On 14th September 2016,organizations dedicated to women’s rights, congregated to commemorate 20 years ofstruggle (1996-2016) demanding the fundamental right for equal participation of women in India in State Assemblies and the Parliament. The event was organized and attended by All India Dalit Mahila Adhikar Manch (AIDMAM), TAS, All India Women’s Conference (AIWC), Angaja Foundation, Caritas, Conference of Religious India, Catholic Bishops’ Conference of India (CBCI) Council for Women, Centre for Social Research (CSR), Delhi Parivarik Manch, Guild for Service, Jagori, Justice Seekers, Joint Women’s Programme (JWP), Nirbhaya Jyoti Foundation, Pink and Blue Foundation, Oxfam India, Swastik Mahila Samiti, Streekal, The Hunger Project, Vivat International India, War Widows Association, Women Power Connect, Youth Women’s Christian Association (YWCA) Delhi and Youth Men’s Christian Association YWCA of India and G.D Goenka University.

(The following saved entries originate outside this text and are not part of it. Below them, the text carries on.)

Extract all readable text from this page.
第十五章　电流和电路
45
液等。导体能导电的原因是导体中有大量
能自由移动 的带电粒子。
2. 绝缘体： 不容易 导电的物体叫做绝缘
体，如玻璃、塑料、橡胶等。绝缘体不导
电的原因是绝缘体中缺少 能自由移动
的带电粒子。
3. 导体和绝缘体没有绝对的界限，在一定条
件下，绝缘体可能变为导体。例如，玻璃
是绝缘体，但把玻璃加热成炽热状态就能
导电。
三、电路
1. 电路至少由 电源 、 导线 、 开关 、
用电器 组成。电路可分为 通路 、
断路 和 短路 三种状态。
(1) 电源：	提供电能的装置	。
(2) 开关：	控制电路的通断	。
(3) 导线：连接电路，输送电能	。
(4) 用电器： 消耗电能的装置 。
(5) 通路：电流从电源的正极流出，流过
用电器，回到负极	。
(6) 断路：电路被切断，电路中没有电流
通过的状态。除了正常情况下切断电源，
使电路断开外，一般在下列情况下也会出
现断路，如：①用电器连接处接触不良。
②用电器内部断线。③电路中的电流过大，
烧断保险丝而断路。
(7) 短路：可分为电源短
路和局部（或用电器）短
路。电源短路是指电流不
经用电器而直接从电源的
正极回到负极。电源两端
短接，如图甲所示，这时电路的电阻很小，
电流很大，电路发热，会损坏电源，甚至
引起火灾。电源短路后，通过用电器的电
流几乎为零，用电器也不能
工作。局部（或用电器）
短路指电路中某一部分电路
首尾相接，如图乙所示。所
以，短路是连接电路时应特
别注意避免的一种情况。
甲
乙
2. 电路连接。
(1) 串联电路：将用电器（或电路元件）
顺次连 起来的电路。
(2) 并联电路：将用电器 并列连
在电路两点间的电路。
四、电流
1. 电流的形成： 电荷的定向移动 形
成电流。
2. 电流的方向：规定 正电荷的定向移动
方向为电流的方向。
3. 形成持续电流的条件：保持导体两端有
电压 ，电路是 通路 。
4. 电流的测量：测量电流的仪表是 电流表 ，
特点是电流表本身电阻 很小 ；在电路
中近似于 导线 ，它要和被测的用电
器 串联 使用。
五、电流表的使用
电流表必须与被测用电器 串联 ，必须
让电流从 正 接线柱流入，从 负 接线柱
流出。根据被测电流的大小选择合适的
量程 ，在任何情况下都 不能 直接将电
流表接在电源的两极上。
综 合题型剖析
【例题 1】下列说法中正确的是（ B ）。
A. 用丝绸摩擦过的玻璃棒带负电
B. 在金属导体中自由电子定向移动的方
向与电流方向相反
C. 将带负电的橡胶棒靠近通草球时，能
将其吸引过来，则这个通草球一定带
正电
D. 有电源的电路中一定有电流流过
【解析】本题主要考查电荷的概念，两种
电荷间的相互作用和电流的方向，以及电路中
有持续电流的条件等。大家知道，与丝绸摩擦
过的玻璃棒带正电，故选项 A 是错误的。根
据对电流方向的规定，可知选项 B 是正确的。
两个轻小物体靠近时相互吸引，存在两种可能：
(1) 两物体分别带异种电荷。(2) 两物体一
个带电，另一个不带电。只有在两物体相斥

When the Women’s Reservation Bill was re-introduced in the year 2010 (after being introduced for the first time in the year 1996), it was passed at the level of Rajya Sabha raising the hope of women of India that the Lok Sabha will also pass it. Unfortunately it was stalled in the Lok Sabha. Once again women were disappointed. It was evident that the male members in parliament did not want to give up their seats for women. As organizations dedicated to women’s rights, women have consistently issued memorandums in the last one year to the presiding Government, urging them for placing this issue as a socially significant one and taking action on it. Dialogues with political stakeholders like the Ministry of Parliamentary Affairs (MoPA) and women minority leaders like Najma Heptullah yielded political consent and support for the women’s reservation bill; yet MoPA when visited by women representatives informed them that he has still not started the process to build a consensus on the same in December. Women’s organizations want their political right in the parliament and assemblies. The present govt. in its election manifesto had promised not 33% but 50 % reservation of seats in parliament to ensure that women not only get a politically significant role but also the right to co-steer decisions for the development of the society as a whole- along with men towards progress. The Women’s Reservation Bill is not something that we ought to beg or plead for. This is our fundamental right as a citizens of the country.